Illingen. „Schon in der Schule wurde mir gesagt, ich könnte beruflich auch etwas anderes machen“, sagt Mirjam Weiberle, die beim Feinschmeckerhaus Maulick in Illingen eine Ausbildung zur Fleischfachverkäuferin macht. „Das liegt daran, dass Nahrungsmitteljobs generell wenig Wertschätzung bekommen.“ Viele ihrer Bekannten wollten studieren, doch sehe sie auch in ihrem Beruf gute Möglichkeiten für die Zukunft.

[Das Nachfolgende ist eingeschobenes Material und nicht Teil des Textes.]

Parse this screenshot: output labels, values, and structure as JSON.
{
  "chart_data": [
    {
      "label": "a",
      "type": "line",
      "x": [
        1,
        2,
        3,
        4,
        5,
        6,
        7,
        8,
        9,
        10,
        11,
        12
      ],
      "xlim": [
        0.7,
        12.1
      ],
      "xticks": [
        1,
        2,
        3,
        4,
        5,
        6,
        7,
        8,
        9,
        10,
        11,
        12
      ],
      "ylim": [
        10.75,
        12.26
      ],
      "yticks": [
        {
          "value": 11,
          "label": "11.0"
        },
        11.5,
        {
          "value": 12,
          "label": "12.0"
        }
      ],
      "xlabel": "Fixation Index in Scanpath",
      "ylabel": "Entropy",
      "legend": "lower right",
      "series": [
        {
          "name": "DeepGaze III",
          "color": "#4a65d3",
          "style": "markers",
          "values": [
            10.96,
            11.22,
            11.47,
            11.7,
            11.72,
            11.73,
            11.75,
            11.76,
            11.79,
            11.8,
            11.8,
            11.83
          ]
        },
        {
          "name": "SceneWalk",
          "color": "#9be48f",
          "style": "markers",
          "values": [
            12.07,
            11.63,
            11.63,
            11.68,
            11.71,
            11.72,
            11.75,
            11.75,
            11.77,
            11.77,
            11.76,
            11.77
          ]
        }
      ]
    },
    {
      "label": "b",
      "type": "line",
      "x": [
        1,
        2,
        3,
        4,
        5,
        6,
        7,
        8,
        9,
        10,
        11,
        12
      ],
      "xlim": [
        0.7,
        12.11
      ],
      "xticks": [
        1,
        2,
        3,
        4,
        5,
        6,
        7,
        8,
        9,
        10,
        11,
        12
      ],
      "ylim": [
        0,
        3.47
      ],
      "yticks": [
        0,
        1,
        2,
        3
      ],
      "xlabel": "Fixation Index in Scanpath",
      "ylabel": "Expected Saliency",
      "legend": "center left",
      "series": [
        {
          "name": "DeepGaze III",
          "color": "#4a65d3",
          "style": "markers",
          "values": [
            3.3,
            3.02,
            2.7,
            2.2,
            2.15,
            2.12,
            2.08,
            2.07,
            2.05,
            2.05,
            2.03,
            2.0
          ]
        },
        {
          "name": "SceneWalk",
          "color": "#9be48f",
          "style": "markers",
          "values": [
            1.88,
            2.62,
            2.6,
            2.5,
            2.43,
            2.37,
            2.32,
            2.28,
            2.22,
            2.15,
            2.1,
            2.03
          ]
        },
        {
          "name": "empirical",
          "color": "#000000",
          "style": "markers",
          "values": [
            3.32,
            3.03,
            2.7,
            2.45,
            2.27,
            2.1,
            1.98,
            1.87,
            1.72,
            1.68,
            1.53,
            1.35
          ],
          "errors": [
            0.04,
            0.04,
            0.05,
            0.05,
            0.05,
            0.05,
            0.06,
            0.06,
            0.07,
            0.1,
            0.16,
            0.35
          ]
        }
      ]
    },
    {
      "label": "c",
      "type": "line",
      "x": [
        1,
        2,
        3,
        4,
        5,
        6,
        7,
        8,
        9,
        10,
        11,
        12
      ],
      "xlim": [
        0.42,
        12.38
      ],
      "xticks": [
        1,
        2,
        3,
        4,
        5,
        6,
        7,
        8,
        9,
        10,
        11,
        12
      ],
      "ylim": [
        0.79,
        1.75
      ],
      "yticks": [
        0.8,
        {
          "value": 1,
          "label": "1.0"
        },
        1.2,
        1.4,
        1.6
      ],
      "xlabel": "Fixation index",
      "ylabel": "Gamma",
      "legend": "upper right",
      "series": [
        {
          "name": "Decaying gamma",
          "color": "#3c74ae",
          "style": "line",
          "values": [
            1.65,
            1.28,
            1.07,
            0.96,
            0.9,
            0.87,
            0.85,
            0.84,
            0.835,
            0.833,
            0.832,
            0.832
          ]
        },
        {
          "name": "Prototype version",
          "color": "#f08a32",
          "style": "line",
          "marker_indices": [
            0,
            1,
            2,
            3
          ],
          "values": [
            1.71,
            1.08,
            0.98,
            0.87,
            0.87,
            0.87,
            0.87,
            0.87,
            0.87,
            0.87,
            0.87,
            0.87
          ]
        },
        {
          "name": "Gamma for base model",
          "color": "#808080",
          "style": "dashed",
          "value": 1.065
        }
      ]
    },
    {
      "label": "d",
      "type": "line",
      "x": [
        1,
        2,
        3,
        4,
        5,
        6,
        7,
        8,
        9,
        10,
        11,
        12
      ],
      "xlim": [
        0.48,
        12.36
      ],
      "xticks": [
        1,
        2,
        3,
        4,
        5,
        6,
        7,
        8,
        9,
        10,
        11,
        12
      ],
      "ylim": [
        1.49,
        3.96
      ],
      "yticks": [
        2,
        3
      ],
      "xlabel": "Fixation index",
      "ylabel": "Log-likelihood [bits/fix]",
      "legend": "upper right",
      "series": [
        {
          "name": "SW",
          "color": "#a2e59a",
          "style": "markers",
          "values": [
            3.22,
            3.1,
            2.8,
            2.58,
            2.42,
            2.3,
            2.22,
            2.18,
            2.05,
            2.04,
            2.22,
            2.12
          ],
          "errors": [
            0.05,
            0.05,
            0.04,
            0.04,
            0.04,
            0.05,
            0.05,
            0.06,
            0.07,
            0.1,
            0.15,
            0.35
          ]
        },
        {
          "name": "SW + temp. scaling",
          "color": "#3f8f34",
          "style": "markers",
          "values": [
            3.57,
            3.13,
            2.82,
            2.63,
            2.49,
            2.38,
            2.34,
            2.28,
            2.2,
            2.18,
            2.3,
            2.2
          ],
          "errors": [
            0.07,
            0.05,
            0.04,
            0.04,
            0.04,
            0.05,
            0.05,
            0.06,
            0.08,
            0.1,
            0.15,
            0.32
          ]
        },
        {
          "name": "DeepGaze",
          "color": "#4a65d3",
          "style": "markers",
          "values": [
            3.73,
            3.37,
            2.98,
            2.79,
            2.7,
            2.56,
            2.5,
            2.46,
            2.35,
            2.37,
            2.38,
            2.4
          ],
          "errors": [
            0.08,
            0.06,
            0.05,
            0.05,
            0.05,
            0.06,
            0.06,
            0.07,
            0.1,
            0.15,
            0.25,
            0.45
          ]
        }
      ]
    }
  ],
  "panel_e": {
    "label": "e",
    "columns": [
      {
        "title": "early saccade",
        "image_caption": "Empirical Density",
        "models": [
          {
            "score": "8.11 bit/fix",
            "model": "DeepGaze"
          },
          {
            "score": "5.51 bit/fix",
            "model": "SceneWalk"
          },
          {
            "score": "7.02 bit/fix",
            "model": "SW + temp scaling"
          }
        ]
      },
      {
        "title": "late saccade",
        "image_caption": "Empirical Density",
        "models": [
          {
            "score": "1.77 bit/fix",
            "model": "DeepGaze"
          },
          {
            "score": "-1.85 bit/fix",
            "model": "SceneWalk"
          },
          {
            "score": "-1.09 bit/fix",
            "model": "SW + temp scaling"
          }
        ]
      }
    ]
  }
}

Dieser Ansicht ist auch ihr Chef Rudi Maulick: „Es ist nicht immer einfach, für den Job gute Auszubildende zu finden.“ Und das, obwohl die Ausbildungsvergütung nach Tarif ordentlich ist: Im ersten Lehrjahr bekommen Lehrlinge 675, im zweiten 780 und im dritten Jahr schon 930 Euro. Einen Grund für die negative Auffassung sehe er darin, dass der Beruf und seine Zukunftschancen in der Schule nicht gut dargestellt würden, doch „wenn wir Praktikanten haben, sind die meisten danach eher positiv überrascht“.

Mirjam Weiberle (li.) geht auf in ihrem Beruf als Fleischfachverkäuferin: Besonders den direkten Draht zur Kundschaft und den Vorteil, dass sie kreativ sein kann, genießt die 19-Jährige.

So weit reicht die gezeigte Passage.